Python heapify() time complexity

typing... picture typing... · Aug 7, 2018 · Viewed 12.4k times · Source
def heapify(A):
    for root in xrange(len(A)//2-1, -1, -1):
        rootVal = A[root]
        child = 2*root+1
        while child < len(A):
            if child+1 < len(A) and A[child] > A[child+1]:
                child += 1
            if rootVal <= A[child]:
                break
            A[child], A[(child-1)//2] = A[(child-1)//2], A[child]
            child = child *2 + 1

This is a similar implementation of python heapq.heapify(). It is said in the doc this function runs in O(n). But it looks like for n/2 elements, it does log(n) operations. Why is it O(n)?

Answer

Tim Peters picture Tim Peters · Aug 7, 2018

It requires more careful analysis, such as you'll find here. The basic insight is that only the root of the heap actually has depth log2(len(a)). Down at the nodes one above a leaf - where half the nodes live - a leaf is hit on the first inner-loop iteration.

"Exact" derivation

Waving hands some, when the algorithm is looking at a node at the root of a subtree with N elements, there are about N/2 elements in each subtree, and then it takes work proportional to log(N) to merge the root and those sub-heaps into a single heap. So the total time T(N) required is about

T(N) = 2*T(N/2) + O(log(N))

That's an uncommon recurrence. The Akra–Bazzi method can be used to deduce that it's O(N), though.

I think more informative, and certainly more satifsying, is to derive an exact solution from scratch. Toward that end, I'll only talk about complete binary trees: as full as possible on every level. Then there 2**N - 1 elements in total, and all subtrees are also complete binary trees. This sidesteps mounds of pointless details about how to proceed when things aren't exactly balanced.
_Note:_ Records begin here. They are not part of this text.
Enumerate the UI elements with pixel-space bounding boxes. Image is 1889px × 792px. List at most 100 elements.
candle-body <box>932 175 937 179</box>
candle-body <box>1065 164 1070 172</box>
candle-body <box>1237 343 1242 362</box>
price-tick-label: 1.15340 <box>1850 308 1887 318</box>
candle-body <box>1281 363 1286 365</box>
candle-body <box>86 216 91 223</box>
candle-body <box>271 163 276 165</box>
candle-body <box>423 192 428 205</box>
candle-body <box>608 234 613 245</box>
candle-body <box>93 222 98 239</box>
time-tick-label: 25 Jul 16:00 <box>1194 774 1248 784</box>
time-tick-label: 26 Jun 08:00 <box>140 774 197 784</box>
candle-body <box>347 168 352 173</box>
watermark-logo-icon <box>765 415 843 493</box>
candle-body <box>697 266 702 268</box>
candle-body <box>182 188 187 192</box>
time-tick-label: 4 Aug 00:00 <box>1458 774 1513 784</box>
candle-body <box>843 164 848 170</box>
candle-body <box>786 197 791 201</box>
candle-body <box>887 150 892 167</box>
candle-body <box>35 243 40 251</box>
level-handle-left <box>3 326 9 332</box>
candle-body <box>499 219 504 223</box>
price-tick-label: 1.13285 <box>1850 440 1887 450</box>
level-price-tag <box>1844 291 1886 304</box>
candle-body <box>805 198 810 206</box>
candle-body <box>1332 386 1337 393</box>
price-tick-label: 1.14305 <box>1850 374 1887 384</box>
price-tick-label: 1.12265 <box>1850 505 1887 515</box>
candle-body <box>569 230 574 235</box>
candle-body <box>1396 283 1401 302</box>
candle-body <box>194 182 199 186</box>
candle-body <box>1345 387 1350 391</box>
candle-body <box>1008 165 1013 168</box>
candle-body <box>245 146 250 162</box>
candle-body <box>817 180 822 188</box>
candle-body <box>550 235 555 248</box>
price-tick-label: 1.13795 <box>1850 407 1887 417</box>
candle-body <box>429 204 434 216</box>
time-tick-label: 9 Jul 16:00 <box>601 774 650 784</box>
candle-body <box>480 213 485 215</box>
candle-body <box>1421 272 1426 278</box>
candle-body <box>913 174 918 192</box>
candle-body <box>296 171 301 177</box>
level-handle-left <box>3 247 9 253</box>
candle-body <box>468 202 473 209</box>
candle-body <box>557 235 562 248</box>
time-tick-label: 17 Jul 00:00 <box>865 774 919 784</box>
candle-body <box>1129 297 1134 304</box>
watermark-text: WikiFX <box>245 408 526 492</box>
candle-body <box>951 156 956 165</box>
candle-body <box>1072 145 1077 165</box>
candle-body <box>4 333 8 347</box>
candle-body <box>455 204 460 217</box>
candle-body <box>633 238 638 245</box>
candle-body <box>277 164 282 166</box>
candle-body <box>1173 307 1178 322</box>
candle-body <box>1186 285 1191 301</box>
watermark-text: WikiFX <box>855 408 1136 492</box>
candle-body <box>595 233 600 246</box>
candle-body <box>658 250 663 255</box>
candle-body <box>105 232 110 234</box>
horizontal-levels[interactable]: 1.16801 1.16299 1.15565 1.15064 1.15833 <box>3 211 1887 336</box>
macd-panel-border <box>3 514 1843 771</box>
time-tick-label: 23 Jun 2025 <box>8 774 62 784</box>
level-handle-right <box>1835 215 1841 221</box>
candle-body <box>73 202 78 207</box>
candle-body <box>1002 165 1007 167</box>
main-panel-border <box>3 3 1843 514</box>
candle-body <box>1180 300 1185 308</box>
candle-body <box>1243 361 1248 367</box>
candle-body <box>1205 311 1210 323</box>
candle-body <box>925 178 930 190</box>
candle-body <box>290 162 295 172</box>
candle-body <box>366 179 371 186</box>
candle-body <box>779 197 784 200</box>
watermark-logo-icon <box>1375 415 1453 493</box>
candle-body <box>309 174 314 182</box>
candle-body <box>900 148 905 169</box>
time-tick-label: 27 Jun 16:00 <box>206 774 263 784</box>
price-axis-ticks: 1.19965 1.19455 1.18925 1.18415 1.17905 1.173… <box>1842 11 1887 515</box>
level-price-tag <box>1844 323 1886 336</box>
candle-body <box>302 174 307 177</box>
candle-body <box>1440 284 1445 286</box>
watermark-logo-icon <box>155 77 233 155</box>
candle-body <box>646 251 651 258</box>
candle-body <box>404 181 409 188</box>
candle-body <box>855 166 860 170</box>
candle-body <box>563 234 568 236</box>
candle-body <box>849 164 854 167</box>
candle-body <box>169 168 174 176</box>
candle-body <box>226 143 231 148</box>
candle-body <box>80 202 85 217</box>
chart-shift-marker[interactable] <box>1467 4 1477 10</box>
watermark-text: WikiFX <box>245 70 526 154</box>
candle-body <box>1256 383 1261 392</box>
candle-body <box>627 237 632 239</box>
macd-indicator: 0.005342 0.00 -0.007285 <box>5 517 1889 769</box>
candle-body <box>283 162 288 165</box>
When we're looking at a subtree with 2**k - 1 elements, its two subtrees have exactly 2**(k-1) - 1 elements each, and there are k levels. For example, for a tree with 7 elements, there's 1 element at the root, 2 elements on the second level, and 4 on the third. After the subtrees are heapified, the root has to moved into place, moving it down 0, 1, or 2 levels. This requires doing comparisons between levels 0 and 1, and possibly also between levels 1 and 2 (if the root needs to move down), but no more that that: the work required is proportional to k-1. In all, then,

T(2**k - 1) = 2 * T(2**(k-1) - 1) + (k - 1)*C

for some constant C bounding the worst case for comparing elements at a pair of adjacent levels.

What about T(1)? That's free! A tree with only 1 element is a already a heap - there's nothing to do.

T(1) = 0

One level above those leaves, trees have 3 elements. It costs (no more than) C to move the smallest (for a min-heap; largest for a max-heap) to the top.

T(3) = C

One level above that trees have 7 elements. It costs T(3) to heapify each of the subtrees, and then no more than 2*C to move the root into place:

T(7) = 2*C + 2*C = 4*C

Continuing in the same way:

T(15) = 2* 4*C + 3*C = 11*C
T(31) = 2*11*C + 4*C = 26*C
T(63) = 2*26*C + 5*C = 57*C
...
T(2**k - 1) = (2**k - k - 1)*C

where the last line is a guess at the general form. You can verify that "it works" for all the specific lines before it, and then it's straightforward to prove it by induction.

So, where N = 2**k - 1,

T(N) = (N - log2(N+1)) * C

which shows that T(N) is bounded above by C*N, so is certainly O(N).